Hume slams medicine waste
MORE than 8,000 litres of medicine went to waste in Borders pharmacies in the first four months of 2012, writes Kenny Paterson.
While the cost to the health board of uplifting and destroying unused drugs is unknown, Freedom of Information figures show that across Scotland half a million pounds is spent each year on the practice.
In its response to the FoI request by the Scottish Liberal Democrats, an NHS Borders spokesperson said it did not record the numbers of prescriptions it removes each year.
The spokesperson added: “NHS Borders’ estates and facilities department uplifts unwanted medicines from community pharmacies on a quarterly basis and these are then incinerated on NHS Borders premises.”
However, at the last uplift in May, a total of 363 bins, each holding 22 litres, and 13 bins holding five litres were destroyed.
In comparison, NHS Greater Glasgow and Clyde uplifted more than 150,000 litres of unused medicines in 2011/12 at a cost of £120,000.
Across Scotland, 10 of the 14 health boards responded to the FoI submission, with one of the biggest wastes being in NHS Lothian, which saw 44 tonnes of prescriptions not being used in 2011/12.
Scottish Lib Dem health spokesperson Jim Hume, also MSP for the South of Scotland, has called for greater efforts to cut the level of wastage across NHS services, particularly with the squeeze on public spending set to tighten.
Mr Hume said: “Disposing of medicines which are returned unused to pharmacies cost our NHS more than half a million pounds last year.
“But that staggering cost is only the tip of the iceberg.

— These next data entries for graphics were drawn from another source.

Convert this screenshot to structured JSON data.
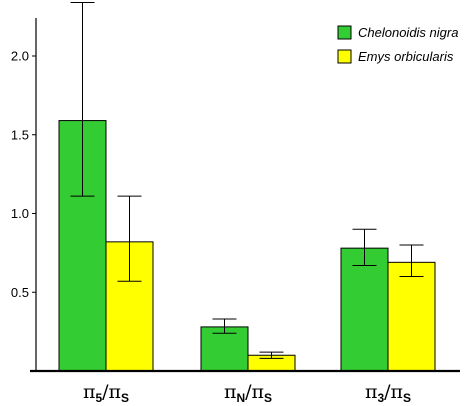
{
  "chart_data": {
    "type": "bar",
    "categories": [
      {
        "main": "π",
        "sub": "5",
        "slash": "/π",
        "sub2": "S"
      },
      {
        "main": "π",
        "sub": "N",
        "slash": "/π",
        "sub2": "S"
      },
      {
        "main": "π",
        "sub": "3",
        "slash": "/π",
        "sub2": "S"
      }
    ],
    "series": [
      {
        "name": "Chelonoidis nigra",
        "color": "#33cc33",
        "values": [
          1.59,
          0.28,
          0.78
        ],
        "err_low": [
          1.11,
          0.24,
          0.67
        ],
        "err_high": [
          2.34,
          0.33,
          0.9
        ]
      },
      {
        "name": "Emys orbicularis",
        "color": "#ffff00",
        "values": [
          0.82,
          0.1,
          0.69
        ],
        "err_low": [
          0.57,
          0.08,
          0.6
        ],
        "err_high": [
          1.11,
          0.12,
          0.8
        ]
      }
    ],
    "yticks": [
      "0.5",
      "1.0",
      "1.5",
      "2.0"
    ],
    "ylim": [
      0,
      2.35
    ],
    "xlabel": "",
    "ylabel": "",
    "title": "",
    "legend_position": "top-right",
    "grid": false
  }
}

“Our figures do not show the cost of the medicines that are being wasted, or the costs around prescribing them in the first place. Many people also throw out unused prescriptions rather than return them to the pharmacy.
“Across Scotland colossal amounts of medicines are being wasted.
“More than 80 tonnes of unused medicines were collected from pharmacies in NHS Lothian and Grampian throughout the last year.
“The NHS is facing some of its toughest tests yet with an ageing population and in future years the NHS is going to have to do more with less. We must all do our part to ensure that every penny is used effectively and that wastage is reduced where possible.
“NHS staff need to regularly review the medicines that a patient is on. This is a proactive measure which could cut costs and improve health by ensuring patients are receiving appropriate treatment. Patients can do their part by ensuring that they don’t take out repeat prescriptions and then not use them.
“This means visiting their GP if they are unsure about the need for a repeat prescription.”